Taking the market price of steel at one-fifth that of copper, which is amply high for the steel, as a rule, a steel wire of equal conductivity with the copper will cost only 1.6 times as much and will have 26.7 times the tensile strength of the copper, or four times the tensile strength of a wire of equal conductivity made from the high-resistance silicon-bronze. From this it is clear that steel offers a cheaper combination of conductivity and strength than does silicon-bronze of high resistance. That grade of silicon-bronze having the lowest resistance may cost 0.98 as much per pound as soft copper, and will have 1.79 times the strength of the copper for equal conductivity. This bronze actually costs more per pound than copper, so that it cannot give equal conductivity at equal cost.

Very hard-drawn copper has a conductivity equal to that of the best silicon-bronze, and the tensile strength of this copper is seventeen per cent greater than that of the bronze.

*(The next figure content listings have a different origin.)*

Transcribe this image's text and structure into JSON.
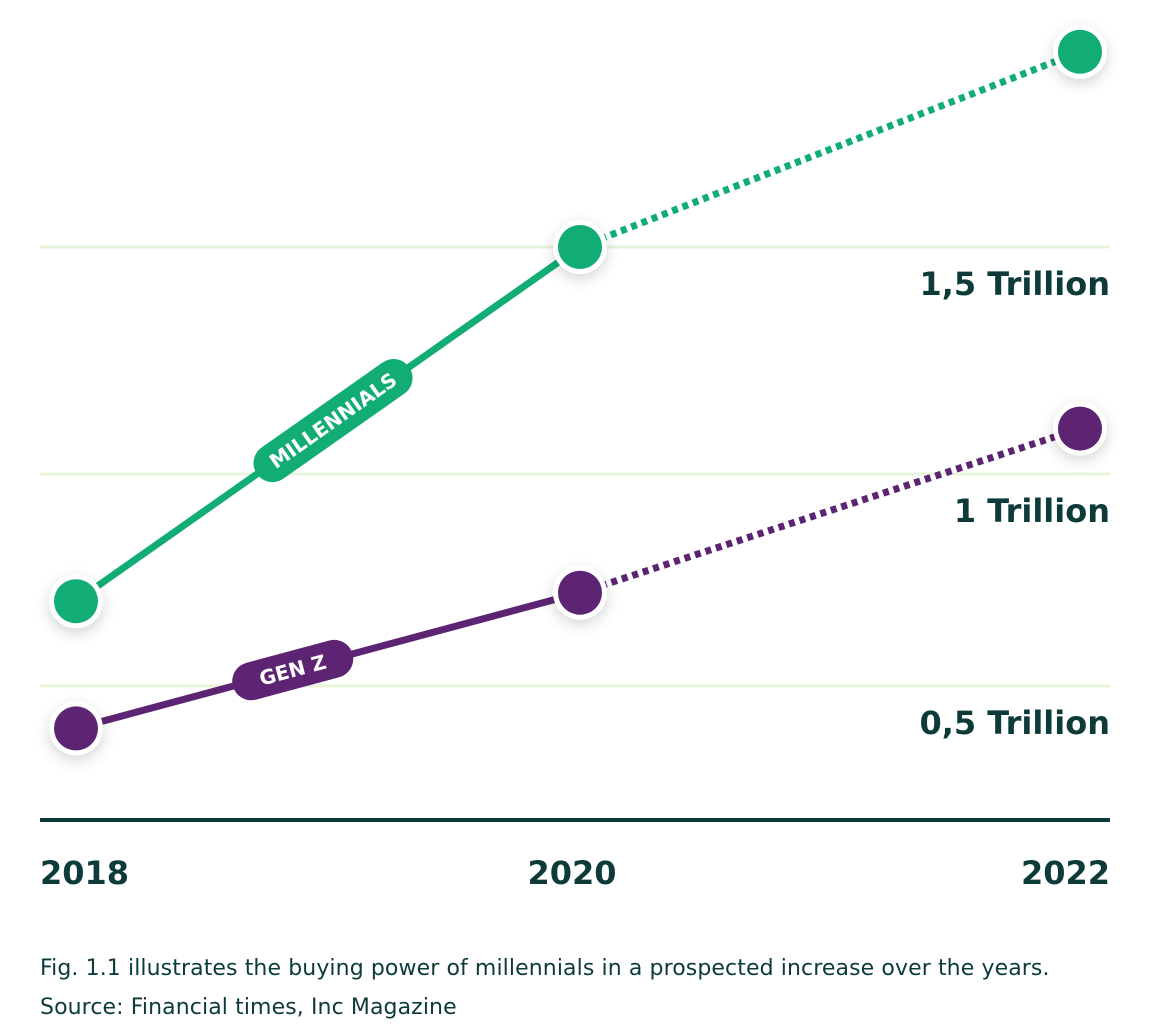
{
  "colors": {
    "millennials": "#12ad74",
    "genz": "#5c2472",
    "axis": "#0d3b3a",
    "grid": "#e8f5dc"
  },
  "chart_data": {
    "type": "line",
    "title": "",
    "xlabel": "",
    "ylabel": "",
    "x": [
      2018,
      2020,
      2022
    ],
    "x_tick_labels": [
      "2018",
      "2020",
      "2022"
    ],
    "ylim": [
      0.2,
      2.0
    ],
    "y_ticks": [
      0.5,
      1.0,
      1.5
    ],
    "y_tick_labels": [
      "0,5 Trillion",
      "1 Trillion",
      "1,5 Trillion"
    ],
    "grid": true,
    "projection_note": "segment from 2020 to 2022 drawn dotted (prospected)",
    "series": [
      {
        "name": "MILLENNIALS",
        "values": [
          0.7,
          1.5,
          1.93
        ],
        "color": "#12ad74"
      },
      {
        "name": "GEN Z",
        "values": [
          0.4,
          0.72,
          1.1
        ],
        "color": "#5c2472"
      }
    ]
  },
  "caption": {
    "line1": "Fig. 1.1 illustrates the buying power of millennials in a prospected increase over the years.",
    "line2": "Source: Financial times, Inc Magazine"
  }
}
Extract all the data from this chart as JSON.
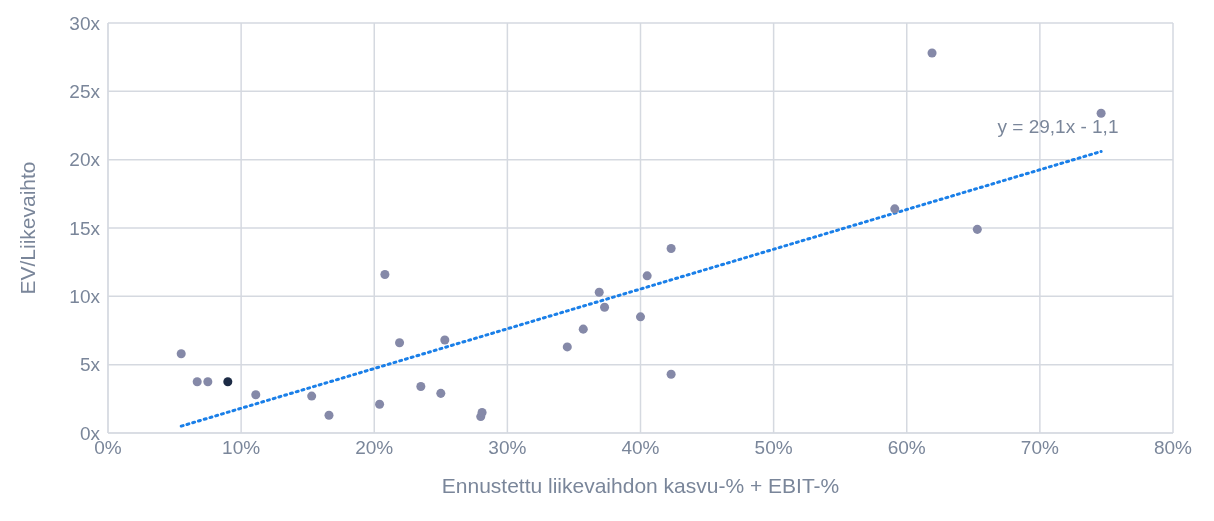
{
  "chart_data": {
    "type": "scatter",
    "xlabel": "Ennustettu liikevaihdon kasvu-% + EBIT-%",
    "ylabel": "EV/Liikevaihto",
    "xlim": [
      0,
      80
    ],
    "xticks": [
      {
        "value": 0,
        "label": "0%"
      },
      {
        "value": 10,
        "label": "10%"
      },
      {
        "value": 20,
        "label": "20%"
      },
      {
        "value": 30,
        "label": "30%"
      },
      {
        "value": 40,
        "label": "40%"
      },
      {
        "value": 50,
        "label": "50%"
      },
      {
        "value": 60,
        "label": "60%"
      },
      {
        "value": 70,
        "label": "70%"
      },
      {
        "value": 80,
        "label": "80%"
      }
    ],
    "ylim": [
      0,
      30
    ],
    "yticks": [
      {
        "value": 0,
        "label": "0x"
      },
      {
        "value": 5,
        "label": "5x"
      },
      {
        "value": 10,
        "label": "10x"
      },
      {
        "value": 15,
        "label": "15x"
      },
      {
        "value": 20,
        "label": "20x"
      },
      {
        "value": 25,
        "label": "25x"
      },
      {
        "value": 30,
        "label": "30x"
      }
    ],
    "grid": true,
    "legend": false,
    "series": [
      {
        "type": "scatter",
        "marker": "circle",
        "color": "#8589a8",
        "x": [
          5.5,
          6.7,
          7.5,
          11.1,
          15.3,
          16.6,
          20.4,
          20.8,
          21.9,
          23.5,
          25.0,
          25.3,
          28.0,
          28.1,
          34.5,
          35.7,
          36.9,
          37.3,
          40.0,
          40.5,
          42.3,
          42.3,
          59.1,
          61.9,
          65.3,
          74.6
        ],
        "values": [
          5.8,
          3.75,
          3.75,
          2.8,
          2.7,
          1.3,
          2.1,
          11.6,
          6.6,
          3.4,
          2.9,
          6.8,
          1.2,
          1.5,
          6.3,
          7.6,
          10.3,
          9.2,
          8.5,
          11.5,
          13.5,
          4.3,
          16.4,
          27.8,
          14.9,
          23.4
        ]
      },
      {
        "type": "scatter",
        "marker": "circle",
        "color": "#1c2b45",
        "x": [
          9.0
        ],
        "values": [
          3.75
        ]
      },
      {
        "type": "line",
        "color": "#1a7fe8",
        "line_style": "dotted",
        "x": [
          5.5,
          74.6
        ],
        "values": [
          0.5,
          20.6
        ]
      }
    ],
    "annotations": [
      "y = 29,1x - 1,1"
    ]
  }
}
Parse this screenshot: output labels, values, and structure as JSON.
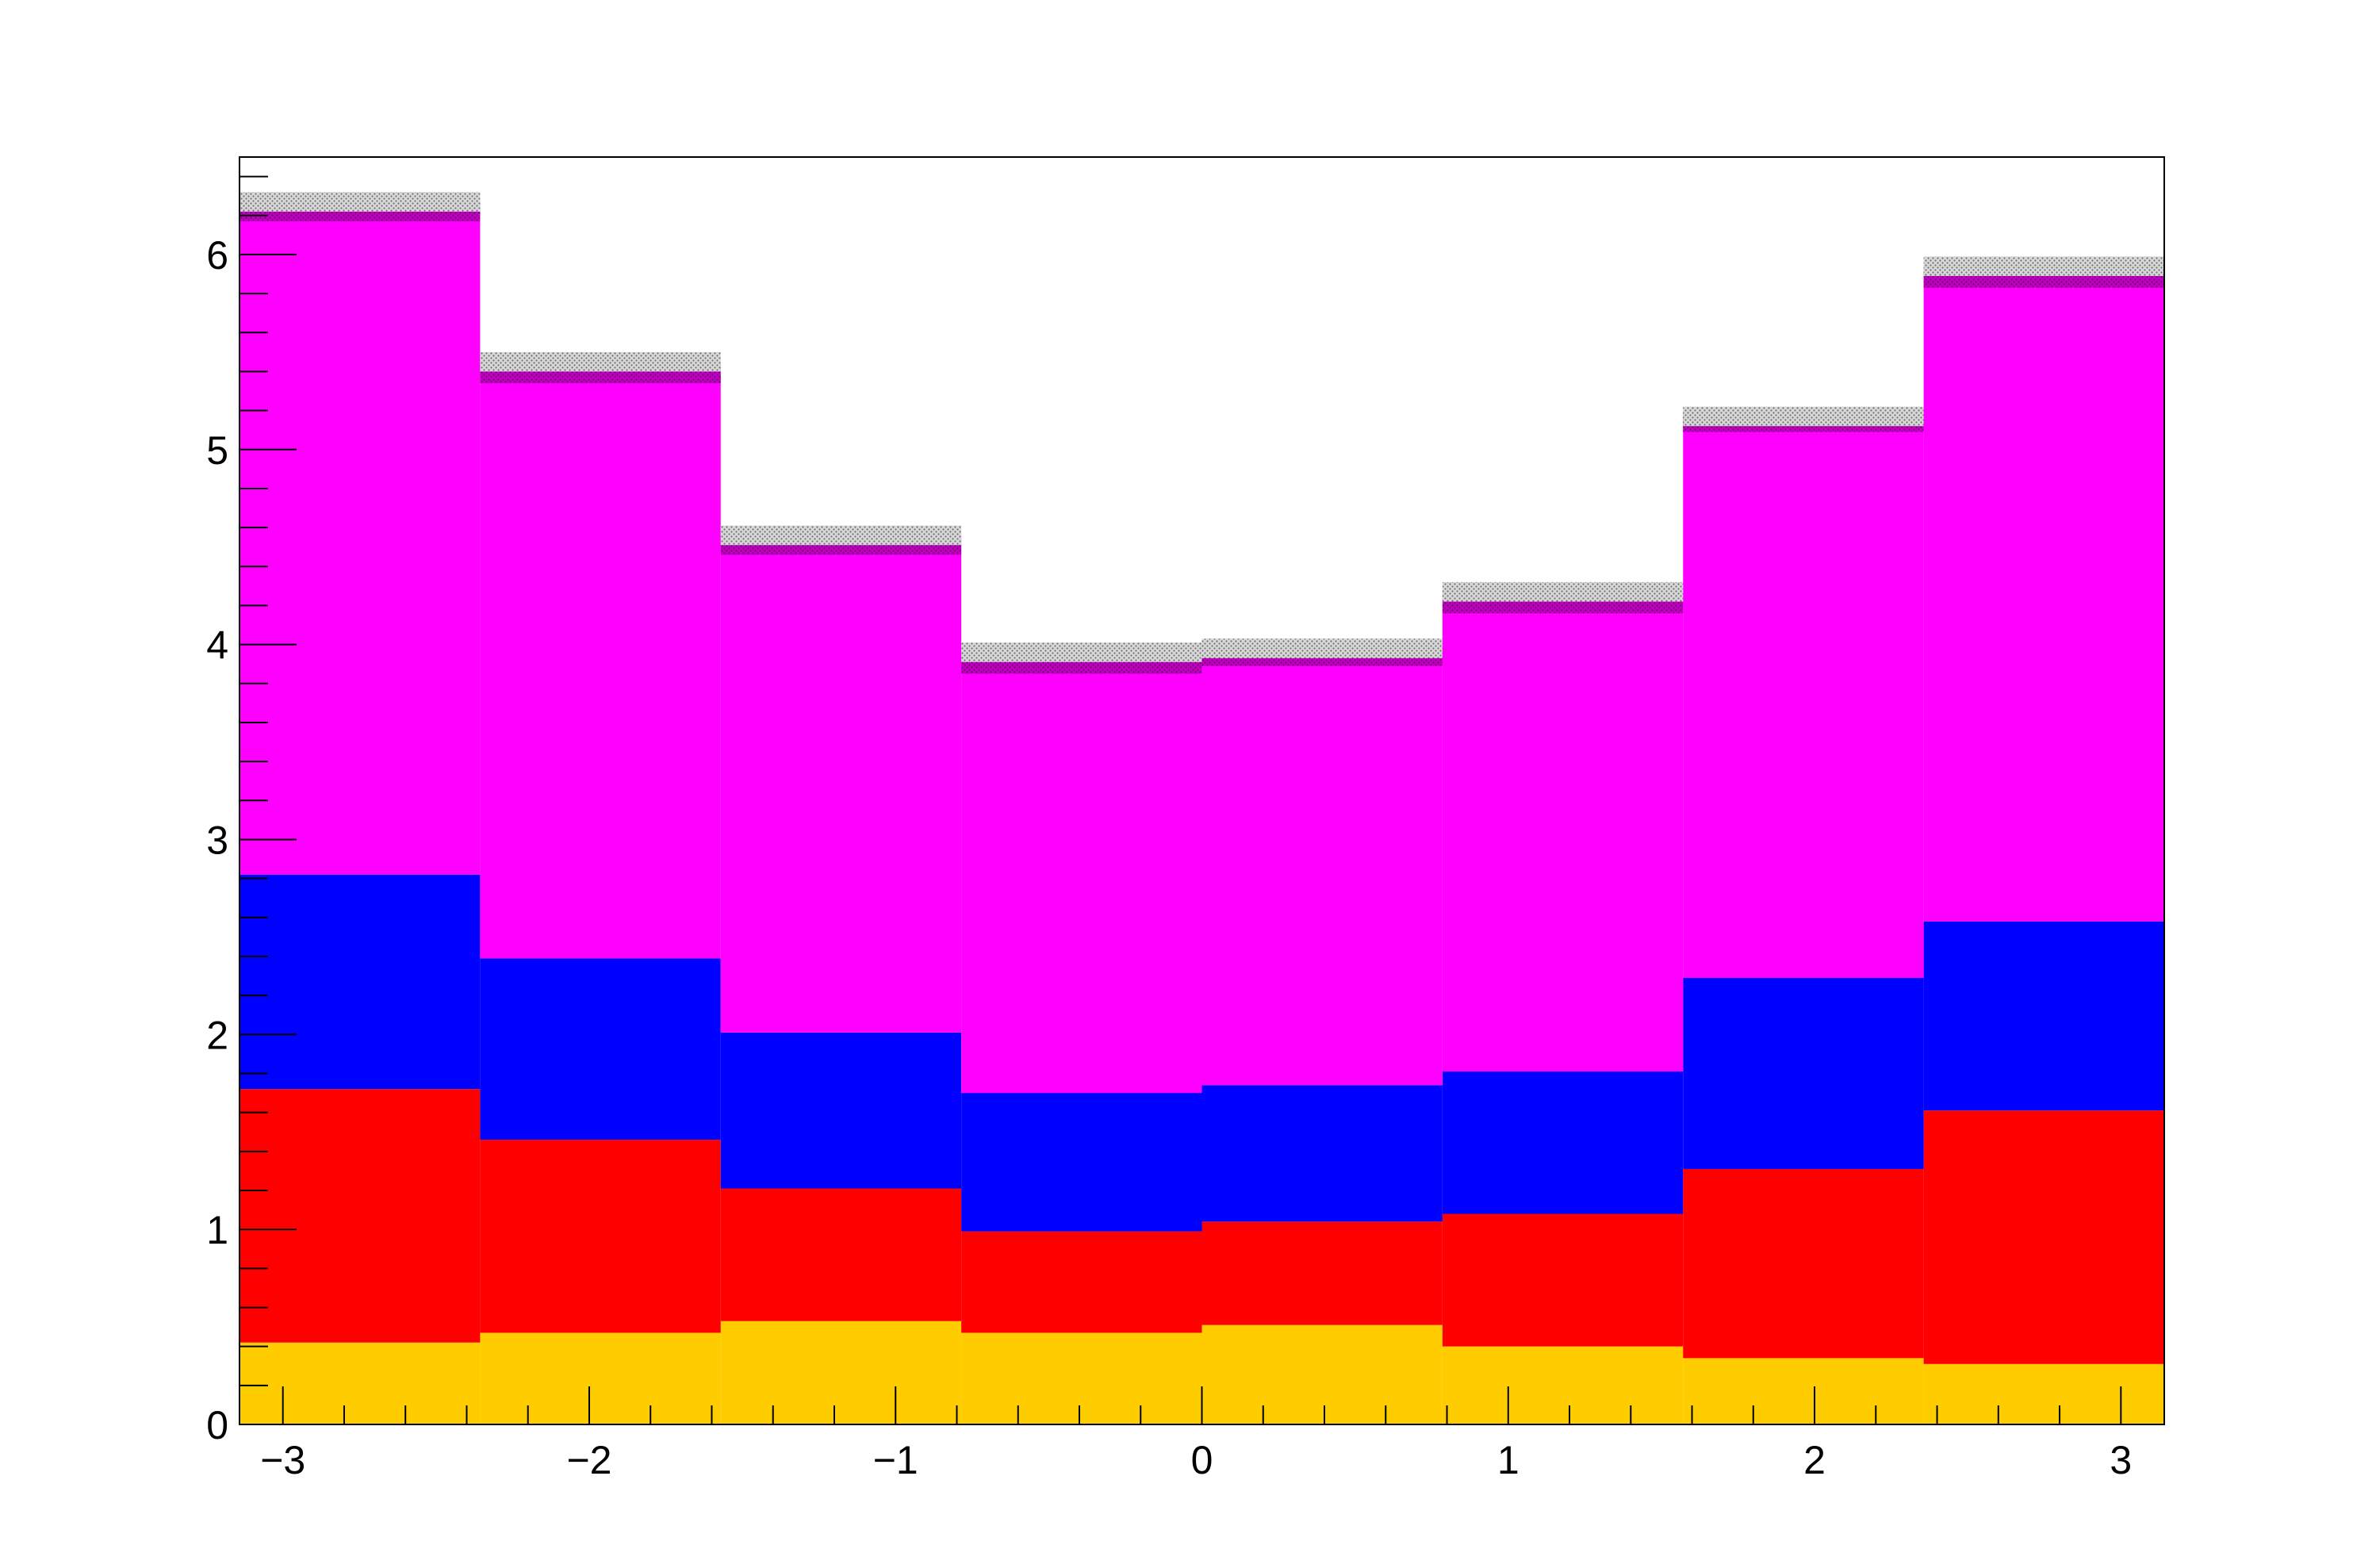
{
  "chart_data": {
    "type": "area",
    "subtype": "stacked-step-histogram",
    "title": "",
    "xlabel": "",
    "ylabel": "",
    "xlim": [
      -3.1416,
      3.1416
    ],
    "ylim": [
      0,
      6.5
    ],
    "x_ticks": [
      {
        "value": -3,
        "label": "−3"
      },
      {
        "value": -2,
        "label": "−2"
      },
      {
        "value": -1,
        "label": "−1"
      },
      {
        "value": 0,
        "label": "0"
      },
      {
        "value": 1,
        "label": "1"
      },
      {
        "value": 2,
        "label": "2"
      },
      {
        "value": 3,
        "label": "3"
      }
    ],
    "y_ticks": [
      {
        "value": 0,
        "label": "0"
      },
      {
        "value": 1,
        "label": "1"
      },
      {
        "value": 2,
        "label": "2"
      },
      {
        "value": 3,
        "label": "3"
      },
      {
        "value": 4,
        "label": "4"
      },
      {
        "value": 5,
        "label": "5"
      },
      {
        "value": 6,
        "label": "6"
      }
    ],
    "bin_edges": [
      -3.1416,
      -2.3562,
      -1.5708,
      -0.7854,
      0.0,
      0.7854,
      1.5708,
      2.3562,
      3.1416
    ],
    "series": [
      {
        "color": "#ffcc00",
        "values": [
          0.42,
          0.47,
          0.53,
          0.47,
          0.51,
          0.4,
          0.34,
          0.31
        ]
      },
      {
        "color": "#ff0000",
        "values": [
          1.3,
          0.99,
          0.68,
          0.52,
          0.53,
          0.68,
          0.97,
          1.3
        ]
      },
      {
        "color": "#0000ff",
        "values": [
          1.1,
          0.93,
          0.8,
          0.71,
          0.7,
          0.73,
          0.98,
          0.97
        ]
      },
      {
        "color": "#ff00ff",
        "values": [
          3.4,
          3.0,
          2.5,
          2.2,
          2.2,
          2.4,
          2.85,
          3.3
        ]
      }
    ],
    "uncertainty_band": {
      "color": "#b400b4",
      "half_width": [
        0.05,
        0.05,
        0.05,
        0.05,
        0.05,
        0.05,
        0.05,
        0.05
      ]
    },
    "grey_band": {
      "color": "#a8a8a8",
      "top": [
        6.32,
        5.5,
        4.61,
        4.01,
        4.03,
        4.32,
        5.22,
        5.99
      ],
      "bottom": [
        6.22,
        5.4,
        4.51,
        3.91,
        3.93,
        4.22,
        5.12,
        5.89
      ]
    },
    "grid": false,
    "legend": "none"
  }
}
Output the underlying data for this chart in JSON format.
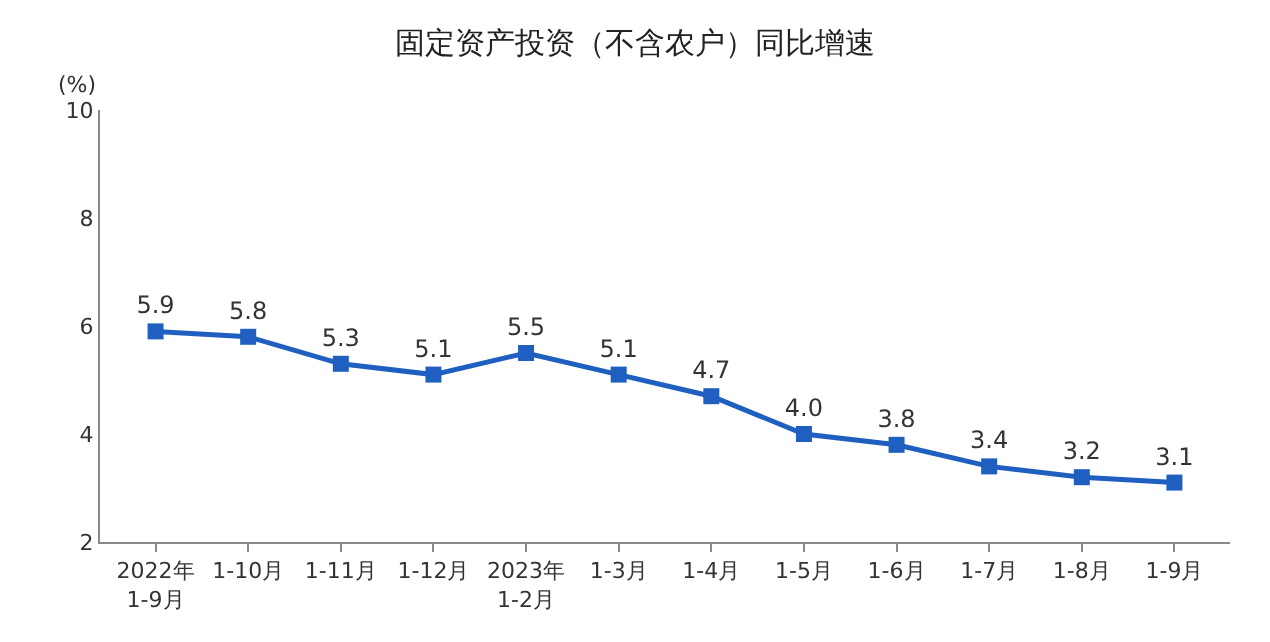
{
  "chart_data": {
    "type": "line",
    "title": "固定资产投资（不含农户）同比增速",
    "ylabel": "(%)",
    "categories": [
      "2022年\n1-9月",
      "1-10月",
      "1-11月",
      "1-12月",
      "2023年\n1-2月",
      "1-3月",
      "1-4月",
      "1-5月",
      "1-6月",
      "1-7月",
      "1-8月",
      "1-9月"
    ],
    "series": [
      {
        "color": "#1f5fbf",
        "values": [
          5.9,
          5.8,
          5.3,
          5.1,
          5.5,
          5.1,
          4.7,
          4.0,
          3.8,
          3.4,
          3.2,
          3.1
        ],
        "value_labels": [
          "5.9",
          "5.8",
          "5.3",
          "5.1",
          "5.5",
          "5.1",
          "4.7",
          "4.0",
          "3.8",
          "3.4",
          "3.2",
          "3.1"
        ]
      }
    ],
    "ylim": [
      2,
      10
    ],
    "yticks": [
      2,
      4,
      6,
      8,
      10
    ],
    "marker": "square",
    "line_style": "solid"
  }
}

Silicon-bronze costs more per pound than hard copper, but even with equal prices the hard copper gives equal conductivity and higher strength at the same cost. Furthermore, the conductivity of silicon-bronze is much more liable to serious variations than that of hard copper. Between hard-drawn copper and steel there is very little apparent place for any grade of bronze in electric transmission lines.

The hardest copper wire is very stiff, and is more liable to crack when twisted or bent than is wire of only medium hardness. Such medium-hard copper has a tensile strength of thirty-four per cent greater than soft copper of equal conductivity, and is much used on long transmission lines. Aluminum is the only metal which, for given conductivity in a transmission line, combines a smaller weight, a greater tensile strength, and a higher permissible price than soft copper for the same total cost. For equal conductivity an aluminum wire has a greater tensile strength than one of medium-hard copper, and costs less than copper of any grade when the price per pound of the aluminum is less than twice that of copper, which is usually the case.